「ラストゲーム 最後の早慶戦」

公開
2008年8月23日
監督
神山征二郎
脚本
古田求
音楽
和田薫
出演
渡辺大、柄本佑、柄本明、石坂浩二、藤田まこと、富司純子、山本圭、小高杏奈、和田光司、脇崎智史、原田佳奈、佐々木すみ江、 片山亨、中村俊太、宮川太一郎、三波豊和、ベンガル、浜田学、永井浩介、田島亮、伊藤毅、岩間天嗣、松永毅、池森健一、杉内貴、 安倍新、上原風馬、加藤竜治、桜木涼介、相馬圭祐、小林すすむ、山田百貴、榎本貴、徳井広基、日向丈、西本優、箕浦康子、他
備考
  
物語
 昭和18年(1943年)夏。 東京6大学リーグが春に解散させられて、試合が出来なくなった早稲田大学野球部では、部員達がなおも合宿所に起居して、練習に励んでいた。 戸田順治もその1人。 志願して陸軍軍人になった兄・栄一を、父・栄達は誇りに思う反面、アメリカのスポーツに興じる順治には批判的だった。 早稲田大学自体、軍部からは睨まれる存在だった。
 9月、学生の徴兵猶予が停止された。 20歳以上の学生は、10月25日に本籍地で徴兵検査を受け、12月1日には入営を義務づけられたのである。 早稲田大学野球部顧問の飛田は、部員達に、最後に思い出になることをすることを約束した。
 慶應義塾大学塾長の小泉が、飛田を訪問、学生が出征する前に早慶戦をやりたいと申し入れた。 飛田にとって渡りに船の話だったが・・・・飛田の報告を受けた早稲田大学総長の田中は、猛反対する。 多くの研究者を拘束されて、弾圧を受けている早稲田を守るために、これ以上文部省や軍を刺激することは避けたかったのだ。
 飛田は、田中に繰り返し早慶戦の許可を得るべく交渉したが、田中は頑として動じなかった。 出来るのか出来ないのか・・・・部員達は苛立ち、慶應側も決断の催促を繰り返す。 期限が近付き、慶應側は、早慶戦が実現しない可能性を考えて、徴兵検査に備え、一旦部員を帰省させた。
 「戦争は俺に任せて、お前は野球をしろ」と言って出征した、順治の兄・栄一が戦死した。 戸田家での通夜に訪れた飛田に、野球に対して批判的だった順治の父・栄達が、2人きりになって本音を漏らした。 栄一の遺骨すら帰って来ないのは、日本が負けているからではないか、順治に早慶戦をやらせてやって欲しい、と。
 飛田は、強行策に出た。
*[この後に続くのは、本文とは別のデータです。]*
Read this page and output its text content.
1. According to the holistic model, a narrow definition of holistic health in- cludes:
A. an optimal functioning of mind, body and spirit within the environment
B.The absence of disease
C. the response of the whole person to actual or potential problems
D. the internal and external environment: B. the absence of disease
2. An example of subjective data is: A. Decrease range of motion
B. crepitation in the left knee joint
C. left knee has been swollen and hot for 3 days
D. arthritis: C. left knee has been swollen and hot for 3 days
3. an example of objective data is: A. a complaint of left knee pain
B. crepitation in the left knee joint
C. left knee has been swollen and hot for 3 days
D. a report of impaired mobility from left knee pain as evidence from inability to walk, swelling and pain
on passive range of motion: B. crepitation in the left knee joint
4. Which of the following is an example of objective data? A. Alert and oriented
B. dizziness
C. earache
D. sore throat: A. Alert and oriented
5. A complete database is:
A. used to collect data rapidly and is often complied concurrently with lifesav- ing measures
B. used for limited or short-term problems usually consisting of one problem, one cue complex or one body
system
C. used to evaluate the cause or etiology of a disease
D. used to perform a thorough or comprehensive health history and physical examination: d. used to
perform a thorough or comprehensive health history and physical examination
野球部の責任で早慶戦の申し出を受け入れると、慶應側に回答したのだ。 慶應側は、直ちに帰省した部員達に電報を送る。 そして、口コミで噂は広まり、新聞記事になった時、田中の目に止まった。 飛田を呼び出した田中は、激論の末、飛田の覚悟を受け入れるのだった。 万一事故が起きたら、総長である自分が責任を負う、と。
 10月16日、早稲田の戸塚球場で、観客席を埋める人々が見守る中、早慶戦が始まった。 ずっと練習を続けていた早稲田に対し、部員を帰省させて急遽呼び戻した慶應は練習不足が否めない。 試合は、序盤から早稲田の優勢で進む・・・・・・。
一言
 太平洋戦争中の、野球をすることが、せめてもの最後の一試合をすることが、とてつもなく困難だった実話を基にした映画。 戸田順治を主人公とする家族、そして青春の物語と、飛田を主人公とする最後の早慶戦実現の物語が並行していますが、 飛田を中心とする物語が圧倒的に作品を引っ張っていると感じました。 柄本明が演じる飛田の存在感、飛田と藤田まこと演じる田中総長、そろって頑固者のぶつかり合いが、この映画の大きな見所だと思います。
 悲願の早慶戦が終了した後の、双方応援団のやり取りには、感動させられました。 これも史実だそうで、あの時代の人の高潔な精神を見た気がします。
 この映画は、最後の早慶戦を戦って出征した部員達は、特攻を含め、何人もが帰って来なかったことを語って終わりますが、 「出口のない海」(2006年)が、やはり東京六大学リーグ解散、学生の徴兵猶予停止に始まり、特攻隊に入った明治大学野球部のエースを主人公とする作品で (「出口のない海」はフィクション)、併せて見ると、この時代、そして、それぞれの作品に対する理解が深まるかもしれません。